- Former House Speaker Paul Ryan, a Republican who represented Wisconsin in Congress from 1999 to 2019, spoke out against members of his own party attempting to reject to the certification of the Electoral College vote.
- About a dozen GOP senators have said publicly they plan to reject the certification of December’s Electrical College vote, and some House Republicans are expected to do the same.
- Some other Republicans, like Maryland Gov. Larry Hogan and Sens. Susan Collins and Mitt Romney, have also spoken out against the lawmaker’s plan.
- Visit Business Insider’s homepage for more stories.
Former Rep. Paul Ryan, a Republican and the former speaker of the US House of Representatives, on Sunday spoke out against members of his own party who have hatched a plan to object to the certification of the Electoral College’s December vote that re-affirmed Trump’s November loss.
“All our basic rights and freedoms flow from a fidelity to the Constitution and the rule of law,” Ryan, who represented Wisconsin in the House from 1999 until 2019, said in a statement. “This principle is not only fundamentally American but a central tenet of conservatism. Under our system, voters determine the president, and this self-governance cannot sustain itself if the whims of Congress replace the will of the people. I urge members to consider the precedent that it would set.”
Sen. Ted Cruz is leading an effort to reject the certification of President-elect Joe Biden’s Electoral College victory, and about a dozen Republican senators have said publicly they plan to do the same. Missouri Sen. Josh Hawley has also said he plans to reject the certification, and approximately 140 members of the House of Representatives are also believed to be planning to reject the counting the Electoral College’s vote, CNN reported.

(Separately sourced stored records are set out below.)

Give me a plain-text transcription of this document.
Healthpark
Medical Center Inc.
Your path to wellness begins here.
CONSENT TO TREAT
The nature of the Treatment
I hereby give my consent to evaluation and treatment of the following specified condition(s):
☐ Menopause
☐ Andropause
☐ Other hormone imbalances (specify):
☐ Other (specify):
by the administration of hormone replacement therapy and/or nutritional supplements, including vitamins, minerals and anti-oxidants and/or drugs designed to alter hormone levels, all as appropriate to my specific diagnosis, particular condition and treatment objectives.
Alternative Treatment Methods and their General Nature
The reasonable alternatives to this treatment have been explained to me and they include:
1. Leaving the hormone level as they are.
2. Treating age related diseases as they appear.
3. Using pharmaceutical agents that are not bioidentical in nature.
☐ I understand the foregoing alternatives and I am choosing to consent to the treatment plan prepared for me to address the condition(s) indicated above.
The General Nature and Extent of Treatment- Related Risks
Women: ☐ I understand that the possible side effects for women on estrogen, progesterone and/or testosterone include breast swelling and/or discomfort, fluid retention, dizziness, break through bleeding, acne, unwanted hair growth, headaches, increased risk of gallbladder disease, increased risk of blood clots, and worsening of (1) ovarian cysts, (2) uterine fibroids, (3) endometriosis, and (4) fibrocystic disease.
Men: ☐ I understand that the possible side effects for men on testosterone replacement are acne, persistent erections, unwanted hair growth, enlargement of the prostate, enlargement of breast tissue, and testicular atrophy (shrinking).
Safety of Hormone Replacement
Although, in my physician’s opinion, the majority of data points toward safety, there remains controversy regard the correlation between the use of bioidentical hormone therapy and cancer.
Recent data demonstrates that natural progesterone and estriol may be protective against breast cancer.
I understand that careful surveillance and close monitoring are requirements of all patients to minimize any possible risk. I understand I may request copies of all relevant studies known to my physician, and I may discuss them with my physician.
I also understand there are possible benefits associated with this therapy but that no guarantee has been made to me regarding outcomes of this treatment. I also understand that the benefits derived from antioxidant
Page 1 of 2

“Efforts to reject the votes of the Electoral College and sow doubt about Joe Biden’s victory strike at the foundation of our republic,” Ryan continued. “It is difficult to conceive of a more anti-democratic and anti-conservative act than a federal intervention to overturn the results of state-certified elections and disenfranchise millions of Americans.”
Ryan announced his retirement from the House of Representatives in 2018. He served as speaker of the House from 2015 until his exit from Congress in 2019.
Since his loss to President-elect Joe Biden in November, Trump and his allies have refused to accept Biden’s win, instead alleging widespread voter fraud without providing evidence to back up the claim, lobbing pressure on officials in some states where Trump lost and filing dozens of unsuccessful lawsuits.
“The Trump campaign had ample opportunity to challenge election results, and those efforts failed from lack of evidence. The legal process was exhausted, and the results were decisively confirmed,” Ryan said Sunday.
The former House speaker also noted that the Department of Justice had also said it had not “seen fraud on a scale that could have effected a different outcome in the election,” as the president has alleged.
Some Republicans like Maryland Gov. Larry Hogan have also spoken out against the effort. A group of 10 bipartisan senators, including Republican Sens. Susan Collins of Maine, Lisa Murkowski of Alaska, Bill Cassidy of Louisiana, and Mitt Romney of Utah, lawmakers to “move forward.”
“If states wish to reform their processes for future elections, that is their prerogative. But Joe Biden’s victory is entirely legitimate,” Ryan concluded.
While the lawmakers’ objections will force a vote by the House and Senate, it is extremely unlikely to have any impact on the outcome of the election. Biden won 306 Electoral College votes compared to Trump’s 232. A candidate must receive at least 270 votes to win the presidency.